Ms Murthy has since announced that she will pay UK taxes on her worldwide income.
Health Secretary Sajid Javid also revealed that he had held non-dom status for six years while working in banking and before entering politics.
Labour said it was time to shake up the rules, which are more than 200 years old, bringing them into line with other major economies such as France, Germany and Canada.
Rachel Reeves, the shadow chancellor, told Sky News: “If you make Britain your home you should pay your taxes here.
“That is more important than ever because at the moment we are in a cost of living crisis. Everybody is noticing those rising prices.”

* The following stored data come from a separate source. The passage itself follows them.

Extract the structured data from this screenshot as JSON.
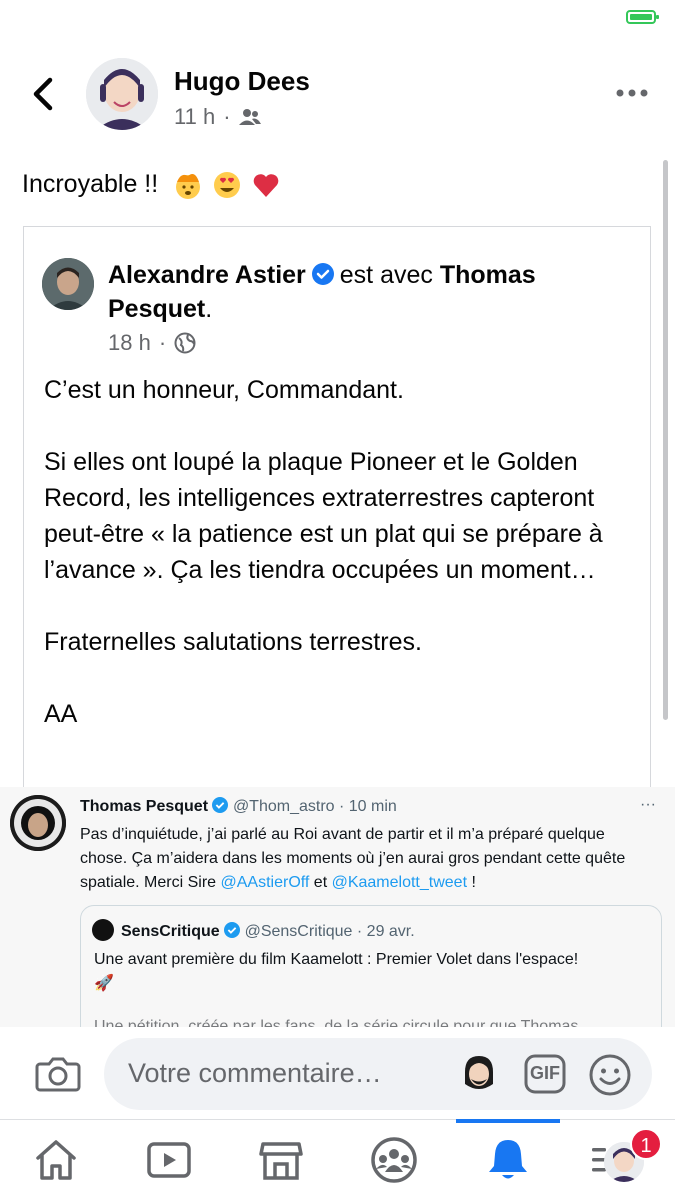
{
  "header": {
    "author": "Hugo Dees",
    "time": "11 h",
    "audience_icon": "friends-icon"
  },
  "post": {
    "text": "Incroyable !!",
    "emojis": [
      "exploding-head",
      "heart-eyes",
      "red-heart"
    ]
  },
  "shared": {
    "author": "Alexandre Astier",
    "with_text": "est avec",
    "tagged": "Thomas Pesquet",
    "tagged_suffix": ".",
    "time": "18 h",
    "audience_icon": "globe-icon",
    "paragraphs": [
      "C’est un honneur, Commandant.",
      "Si elles ont loupé la plaque Pioneer et le Golden Record, les intelligences extraterrestres capteront peut-être « la patience est un plat qui se prépare à l’avance ». Ça les tiendra occupées un moment…",
      "Fraternelles salutations terrestres.",
      "AA"
    ]
  },
  "tweet": {
    "name": "Thomas Pesquet",
    "handle": "@Thom_astro",
    "time": "· 10 min",
    "more": "···",
    "text_1": "Pas d’inquiétude, j’ai parlé au Roi avant de partir et il m’a préparé quelque chose. Ça m’aidera dans les moments où j’en aurai gros pendant cette quête spatiale. Merci Sire ",
    "link_1": "@AAstierOff",
    "text_2": " et ",
    "link_2": "@Kaamelott_tweet",
    "text_3": " !",
    "quote": {
      "name": "SensCritique",
      "handle": "@SensCritique",
      "time": "· 29 avr.",
      "text": "Une avant première du film Kaamelott : Premier Volet dans l'espace!",
      "emoji": "🚀",
      "cut_text": "Une pétition, créée par les fans, de la série circule pour que Thomas"
    }
  },
  "comment": {
    "placeholder": "Votre commentaire…",
    "gif_label": "GIF"
  },
  "nav": {
    "items": [
      "home-icon",
      "video-icon",
      "marketplace-icon",
      "groups-icon",
      "notifications-icon",
      "menu-icon"
    ],
    "active": "notifications-icon",
    "badge": "1"
  },
  "colors": {
    "accent": "#1877f2",
    "verified": "#1877f2",
    "twitter_link": "#1d9bf0",
    "badge": "#e41e3f",
    "battery": "#34c759"
  }
}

She said that with taxes being increased for working people and employers it was “absolutely right that loopholes are closed down that mean that there are a privileged few who are getting out of paying their fair share of taxes”.
Ms Reeves described the system as “outdated, unjustifiable and unfair”.
She said: “We would abolish non-dom status but like in other modern economies we would have rules for people who are temporarily in the UK for a short period of time.
“In Germany and in Canada that is six months, in Japan it is five years.
“We will work with businesses for getting the appropriate period of time – but in the UK you can be here for year after year after year… if you live in the UK for 15 years you should be paying your taxes here.”
The status applies to more than 75,000 people.
In a briefing paper, Labour said 1,900 non-doms who have been in the UK for between seven and 15 years pay the annual charge of £30,000 to £50,000 to keep that status.
Those fees raise £70m a year for the Treasury but save those people “significantly more”, the party said.
It cited a study by the EU tax observatory estimating that the gain to the Treasury from eliminating non-dom rules could be more than £1bn.